If you've ever wondered whether unsold produce at Costco goes straight into the trash, a Reddit discussion and reporting by Chowhound offer a different picture of what may happen instead.
According to accounts shared online and Costco's own reporting, a significant share of that leftover food is directed to food banks and other uses rather than landfills.
What happened?
As Chowhound revealed, rather than treating all unsold food the same way, Costco says it routes leftovers into four channels: donations, new products, animal feed, and recycling.
In a Reddit thread on r/Costco, one volunteer shared a firsthand account of what that can look like.
"I volunteer several days a week at a food pantry," they wrote. "Costco delivers to us twice a week. They're incredible!"
Costco's own numbers point in the same direction, Chowhound noted. In its 2025 Global Waste Report, the company said about 76,000 tons of food were donated to U.S. food programs.
Its 2025 Annual Sustainability Report said produce accounted for 46.9% of U.S. food donations, within a broader 74% share that also included grains and bread, as well as dairy and protein.
Why does it matter?
The food waste problem is massive in America. ReFed said the United States generated roughly 70 million tons of extra food in 2024, or 29% of total food production.
When edible food goes to landfills instead of being eaten, the water, energy, land, and labor used to grow and transport it are wasted too.

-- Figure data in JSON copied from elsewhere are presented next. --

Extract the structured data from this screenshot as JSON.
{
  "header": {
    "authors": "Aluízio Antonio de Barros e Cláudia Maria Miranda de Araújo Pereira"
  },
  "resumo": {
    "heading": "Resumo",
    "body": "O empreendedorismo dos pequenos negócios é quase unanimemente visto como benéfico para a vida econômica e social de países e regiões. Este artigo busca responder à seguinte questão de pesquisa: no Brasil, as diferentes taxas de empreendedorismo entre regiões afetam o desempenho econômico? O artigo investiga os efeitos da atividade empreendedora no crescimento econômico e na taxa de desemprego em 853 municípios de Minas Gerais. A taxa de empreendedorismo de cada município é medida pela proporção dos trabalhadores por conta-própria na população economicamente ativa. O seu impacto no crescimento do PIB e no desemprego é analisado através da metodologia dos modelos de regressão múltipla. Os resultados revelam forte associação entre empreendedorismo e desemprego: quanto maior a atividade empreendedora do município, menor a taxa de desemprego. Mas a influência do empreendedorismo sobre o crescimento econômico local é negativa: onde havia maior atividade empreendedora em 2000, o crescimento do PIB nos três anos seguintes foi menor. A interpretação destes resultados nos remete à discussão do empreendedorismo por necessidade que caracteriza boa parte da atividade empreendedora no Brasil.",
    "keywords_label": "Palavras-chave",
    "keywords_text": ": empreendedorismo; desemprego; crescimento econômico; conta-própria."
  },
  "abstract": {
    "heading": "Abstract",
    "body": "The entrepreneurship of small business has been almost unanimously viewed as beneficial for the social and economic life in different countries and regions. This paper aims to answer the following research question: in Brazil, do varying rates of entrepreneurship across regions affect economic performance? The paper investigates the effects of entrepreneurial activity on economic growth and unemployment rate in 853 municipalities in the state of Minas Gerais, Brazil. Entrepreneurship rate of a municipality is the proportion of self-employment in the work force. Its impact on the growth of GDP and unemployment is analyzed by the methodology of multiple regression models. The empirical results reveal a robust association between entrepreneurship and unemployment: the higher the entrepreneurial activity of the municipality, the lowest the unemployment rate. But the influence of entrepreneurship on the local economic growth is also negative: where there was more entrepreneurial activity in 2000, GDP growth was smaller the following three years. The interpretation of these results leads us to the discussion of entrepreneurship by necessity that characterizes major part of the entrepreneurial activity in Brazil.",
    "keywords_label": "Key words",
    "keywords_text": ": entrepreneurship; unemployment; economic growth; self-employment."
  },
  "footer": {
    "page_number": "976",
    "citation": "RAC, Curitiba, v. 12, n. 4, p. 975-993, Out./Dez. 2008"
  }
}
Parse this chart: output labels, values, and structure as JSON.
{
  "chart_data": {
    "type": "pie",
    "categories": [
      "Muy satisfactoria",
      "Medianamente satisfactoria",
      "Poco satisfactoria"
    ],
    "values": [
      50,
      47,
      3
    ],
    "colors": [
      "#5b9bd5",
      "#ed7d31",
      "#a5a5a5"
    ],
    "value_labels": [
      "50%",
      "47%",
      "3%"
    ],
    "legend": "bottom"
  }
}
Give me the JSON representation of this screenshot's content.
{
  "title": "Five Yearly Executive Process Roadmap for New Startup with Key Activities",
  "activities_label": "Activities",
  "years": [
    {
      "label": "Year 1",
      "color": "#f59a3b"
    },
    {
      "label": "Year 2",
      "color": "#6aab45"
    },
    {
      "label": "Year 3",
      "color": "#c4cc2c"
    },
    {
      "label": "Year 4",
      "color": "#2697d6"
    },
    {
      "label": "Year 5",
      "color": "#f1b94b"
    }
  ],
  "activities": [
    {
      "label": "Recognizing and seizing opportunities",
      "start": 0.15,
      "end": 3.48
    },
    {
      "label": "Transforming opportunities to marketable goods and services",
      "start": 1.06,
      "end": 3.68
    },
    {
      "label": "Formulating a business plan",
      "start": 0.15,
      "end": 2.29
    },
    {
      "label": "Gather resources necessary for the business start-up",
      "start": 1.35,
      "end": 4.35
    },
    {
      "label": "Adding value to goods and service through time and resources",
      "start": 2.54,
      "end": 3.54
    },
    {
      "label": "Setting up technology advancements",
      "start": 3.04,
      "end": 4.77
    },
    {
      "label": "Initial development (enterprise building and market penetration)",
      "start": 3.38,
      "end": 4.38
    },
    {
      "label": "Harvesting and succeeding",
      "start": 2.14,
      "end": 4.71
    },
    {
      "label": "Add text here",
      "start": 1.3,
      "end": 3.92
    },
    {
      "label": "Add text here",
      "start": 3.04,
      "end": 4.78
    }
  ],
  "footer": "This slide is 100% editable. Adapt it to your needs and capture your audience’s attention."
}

Programs like Costco's reduce landfill waste, provide food to families in need, and find secondary uses for leftovers that are no longer suitable for people.
Perishable items still have to be safe for human consumption, and many local organizations do not have the refrigeration or storage capacity to accept them.
Costco said it uses the Environmental Protection Agency's Wasted Food Scale to decide how to handle that food, Chowhound noted. Items that cannot be donated may still be made into new products, animal feed, compost, biofuel, or energy.
The company also said in the Sustainability Report that it kept 82.8% of its food waste out of landfills in 2025, exceeding the 80% diversion goal it set in 2019.
What are people saying?
Comments on the Reddit thread praised Costco's donations.
"I volunteer at a food bank and have seen Costco stuff come in via 'grocery rescue,'" another poster confirmed.
"My partner worked at a wildlife hospital/rehab center and Costco would often donate pallettes of fish and veggiea to feed eagles, owls, otters, etc.," a user shared.
One user did toss Costco some good-natured shade about how the outlet handles end-of-life produce.
"Sell them to the public," they quipped. "Every time I purchase fruit/vegetables at Costco they go bad quickly."